Good is Real
Recently there has been much excitement surrounding the horrible new Gap logo. Way too many people know about it and have an opinion on it than seems reasonable to me, and enough pressure was created to force the Gap to pull a Tropicana. They even scrapped their feeble attempt at audience involvement by asking the angry crowd to submit logo ideas. 'This logo is terrible, let’s try some design by committee and see how that works out.'
As much as I’d love to rant on about how this is what happens when you design ugly things, I don’t think this is the point to be made here. The problems the Gap is having have nothing to do with their logo. Their issue is with their brand in the proper meaning of the word... their company image. Instead of redefining themselves as a company they just changed the label, even if they had come up with a better looking one, that approach simply doesn't work anymore.
The landscape of the brand is changing.
Effective marketing and design is not created through a spark of genius, it is built, layer upon layer, over time, refined and adjusted, it is grown. And like all things created on a solid and real foundation, this type of branding withstands time and trends.
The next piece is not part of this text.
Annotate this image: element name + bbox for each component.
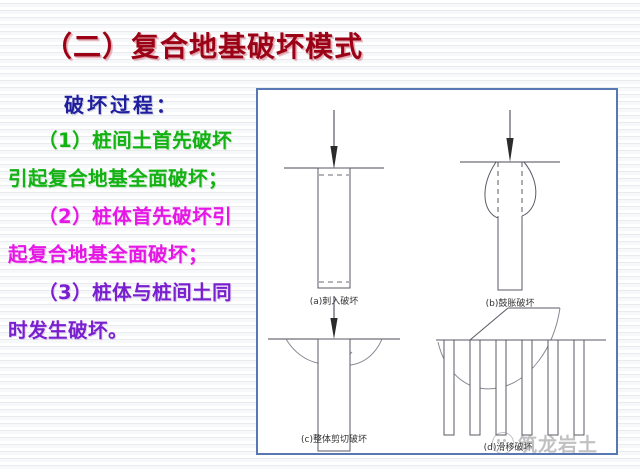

Recently we were tasked with creating a logo for a client who is launching a new company. Understandably, he wanted to make sure that his new logo would convey everything his company offered and stood for. The problem was that since his company was so new and just launching, he had only the vaguest ideas on what that was.
This isn't a criticism of the client, nor is it a bad place to be. Life moves quickly and unpredictably, and the most successful companies are those who can adjust and grow with the flow.
Where in the past a logo was the receptacle into which all controlled and carefully crafted marketing was poured, now it is simply a supplement to the real brand, which lives in the collective consciousness, and in the ceaseless flow of information available on any company (or individual). This isn't new, PR has always been around, but it was reasonably controllable and heavily managed. This is no longer possible.
Wait, I design logos, why am I shooting myself in the foot?
…because I'm excited about the transformation that is taking place. The traditional layer of ambiguity is being shed from advertising, and it is being replaced by something very close to the truth. This levels the playing field for all companies, allowing those that offer truly valuable products and services to flourish, creating growth based on reality.
My job is much more pleasant, and much more important. It goes beyond designing an attractive logo, to presenting a powerful case detailing the genuine merits of a client's offerings, allowing them to communicate with their customers in a meaningful and impactful way that builds lasting relationships and creates a brand (and bond!) that is felt much deeper.